SOURCE: Foy, Roslyn Reso. “Chopin's ‘Désirée's Baby’.” The Explicator 49, no. 4 (summer 1991): 222-23.

[In the following essay, Foy asserts that “Désirée's Baby” is an exploration of the dark side of the protagonist's personality.]

In Kate Chopin's “Désirée's Baby,” Armand's ruthlessness is more psychologically complicated than it appears on first reading. His cruelty toward the slaves, and ultimately toward his wife and child, is not simply a product of nineteenth-century racism. The story transcends its social implications to explore the dark side of personality.

Armand is a man who must deal with a demanding social climate, uphold a position of noblesse oblige, and eventually come to terms with his own heritage. Early in the story, Chopin reveals that Armand was eight years old at the crucial turning point in his life when his mother died and he left Paris with his father. She states that Armand's mother had “loved her own land too well ever to leave it”1 but intimates that there was a reason why she never served as mistress of L'Abri.

Armand was certainly old enough to remember his mother, but circumstances have caused him to suppress the past. Although Chopin offers these clues to Armand's dark side and to his psychological confusion, she leaves it to the reader to decide whether Armand's cruelty springs from social forces and prejudice or whether it is in reality a distant memory of his mother—a repressed, unconscious remembrance of his own past.

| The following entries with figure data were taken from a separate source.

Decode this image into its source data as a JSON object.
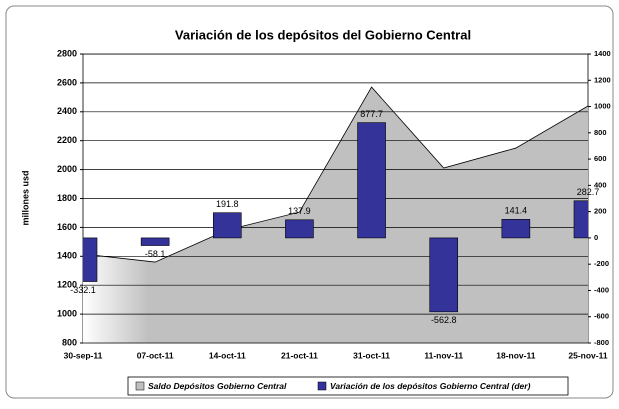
{
  "chart_data": {
    "type": "area-bar",
    "title": "Variación de los depósitos del Gobierno Central",
    "ylabel": "millones usd",
    "categories": [
      "30-sep-11",
      "07-oct-11",
      "14-oct-11",
      "21-oct-11",
      "31-oct-11",
      "11-nov-11",
      "18-nov-11",
      "25-nov-11"
    ],
    "series": [
      {
        "name": "Saldo Depósitos Gobierno Central",
        "color": "#c0c0c0",
        "type": "area",
        "values": [
          1416,
          1360,
          1582,
          1706,
          2571,
          2011,
          2149,
          2440
        ]
      },
      {
        "name": "Variación de los depósitos Gobierno Central (der)",
        "color": "#333399",
        "type": "bar",
        "axis": "y2",
        "values": [
          -332.1,
          -58.1,
          191.8,
          137.9,
          877.7,
          -562.8,
          141.4,
          282.7
        ]
      }
    ],
    "ylim": [
      800,
      2800
    ],
    "yticks": [
      800,
      1000,
      1200,
      1400,
      1600,
      1800,
      2000,
      2200,
      2400,
      2600,
      2800
    ],
    "y2lim": [
      -800,
      1400
    ],
    "y2ticks": [
      -800,
      -600,
      -400,
      -200,
      0,
      200,
      400,
      600,
      800,
      1000,
      1200,
      1400
    ],
    "grid": true,
    "legend": "bottom"
  }
}
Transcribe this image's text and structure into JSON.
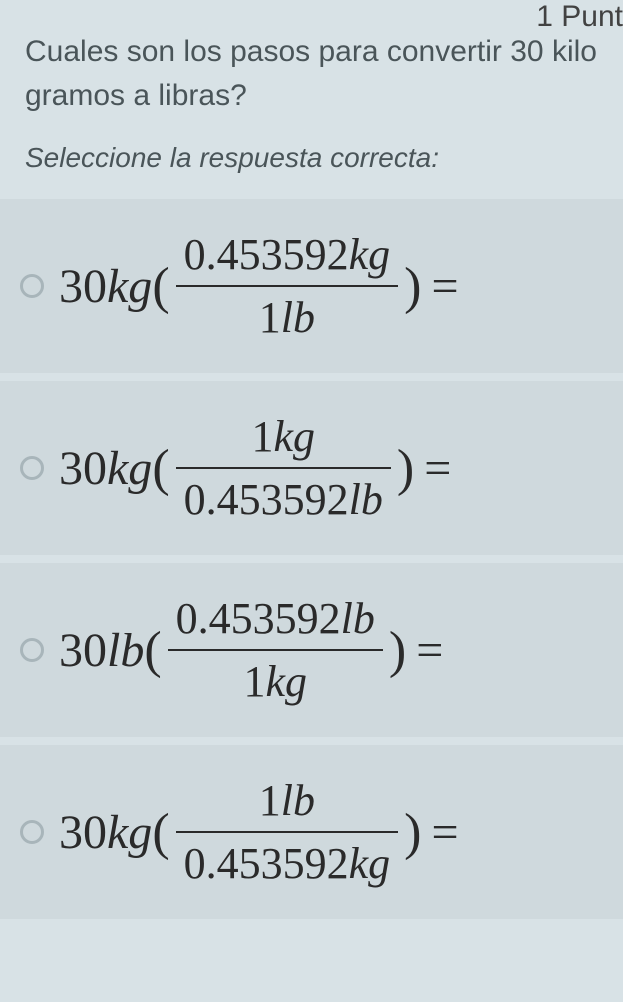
{
  "header": {
    "points_label": "1 Punt"
  },
  "question": {
    "line1": "Cuales son los pasos para convertir 30 kilo",
    "line2": "gramos a libras?"
  },
  "instruction": "Seleccione la respuesta correcta:",
  "options": [
    {
      "prefix_num": "30",
      "prefix_unit": "kg",
      "frac_top_num": "0.453592",
      "frac_top_unit": "kg",
      "frac_bot_num": "1",
      "frac_bot_unit": "lb"
    },
    {
      "prefix_num": "30",
      "prefix_unit": "kg",
      "frac_top_num": "1",
      "frac_top_unit": "kg",
      "frac_bot_num": "0.453592",
      "frac_bot_unit": "lb"
    },
    {
      "prefix_num": "30",
      "prefix_unit": "lb",
      "frac_top_num": "0.453592",
      "frac_top_unit": "lb",
      "frac_bot_num": "1",
      "frac_bot_unit": "kg"
    },
    {
      "prefix_num": "30",
      "prefix_unit": "kg",
      "frac_top_num": "1",
      "frac_top_unit": "lb",
      "frac_bot_num": "0.453592",
      "frac_bot_unit": "kg"
    }
  ],
  "colors": {
    "background": "#d8e2e6",
    "option_background": "#cfd9dd",
    "text_color": "#4a5559",
    "formula_color": "#2a2a2a",
    "radio_border": "#a8b5ba"
  }
}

Contrasting his father's easygoing and indulgent manner toward the negroes with the strict rule of Armand, Chopin warns of a tragic outcome but does not enlighten us until the very end. With racial prejudice and psychological confusion as the sources of his cruelty, Armand has no choice but to turn from Désirée and the baby. Acting out of his passion for her and the child, Armand experiences an ironic misunderstanding of his duty that takes him to almost tragic proportions. His hatred is the opposite extreme of love. By casting out the passion, he has in a way ended the cruelty and finally must come face to face with himself, the true source of his hatred, anger, and emotional distress. Armand hates the very thing that he is.

Although Armand is ruled by time and place, Chopin clearly indicates that there is much more disturbing this man that eventually permits him to harm his wife and his own flesh. In the brief but poignant story, Chopin delivers a flawed character whose dark side struggles to be set free. The birth of his child and the love of his wife soften him temporarily and perhaps offer him a psychological reprieve, but his actions clearly indicate that he is a man filled with torment and confusion. When Armand reads his mother's letter, he is finally purged of his painful past but is now left to face an uncertain and tragic future.

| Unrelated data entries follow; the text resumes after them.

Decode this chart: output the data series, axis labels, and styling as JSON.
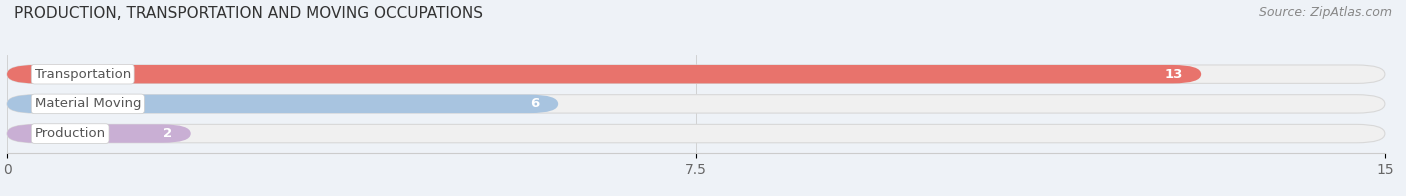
{
  "title": "PRODUCTION, TRANSPORTATION AND MOVING OCCUPATIONS",
  "source": "Source: ZipAtlas.com",
  "categories": [
    "Transportation",
    "Material Moving",
    "Production"
  ],
  "values": [
    13,
    6,
    2
  ],
  "bar_colors": [
    "#e8736c",
    "#a8c4e0",
    "#c9afd4"
  ],
  "xlim": [
    0,
    15
  ],
  "xticks": [
    0,
    7.5,
    15
  ],
  "bar_height": 0.62,
  "title_fontsize": 11,
  "tick_fontsize": 10,
  "label_fontsize": 9.5,
  "source_fontsize": 9,
  "background_color": "#eef2f7",
  "track_color": "#f0f0f0",
  "track_edge_color": "#d8d8d8",
  "value_inside_color": "#ffffff",
  "label_text_color": "#555555"
}
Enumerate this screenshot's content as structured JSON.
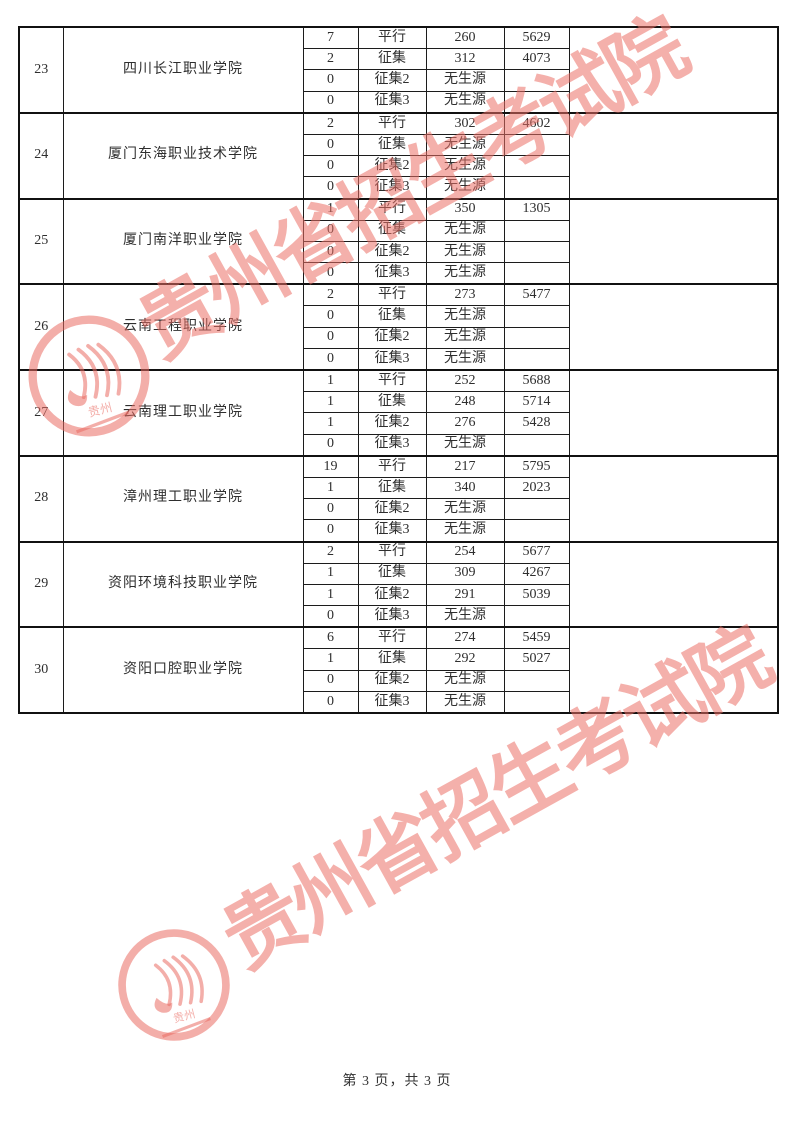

Kate Chopin stated that the only true subject for great fiction is “human existence in its subtle, complex, true meaning, stripped of the veil with which ethical and conventional standards have draped it.”2 Armand moves out of the conventions that have governed his life, and Chopin strips him of the veils that have hidden his real self. In “Désirée's Baby,” the complexity of human existence comes face to face with reality.

Notes

  1. Kate Chopin, “Désirée's Baby,” The Norton Anthology of Short Fiction, ed. R. V. Cassill (New York: Norton, 1986) 221.

  2. Cynthia Griffin Wolff, ed., Classic American Women Writers (New York: Harper, 1980) 2.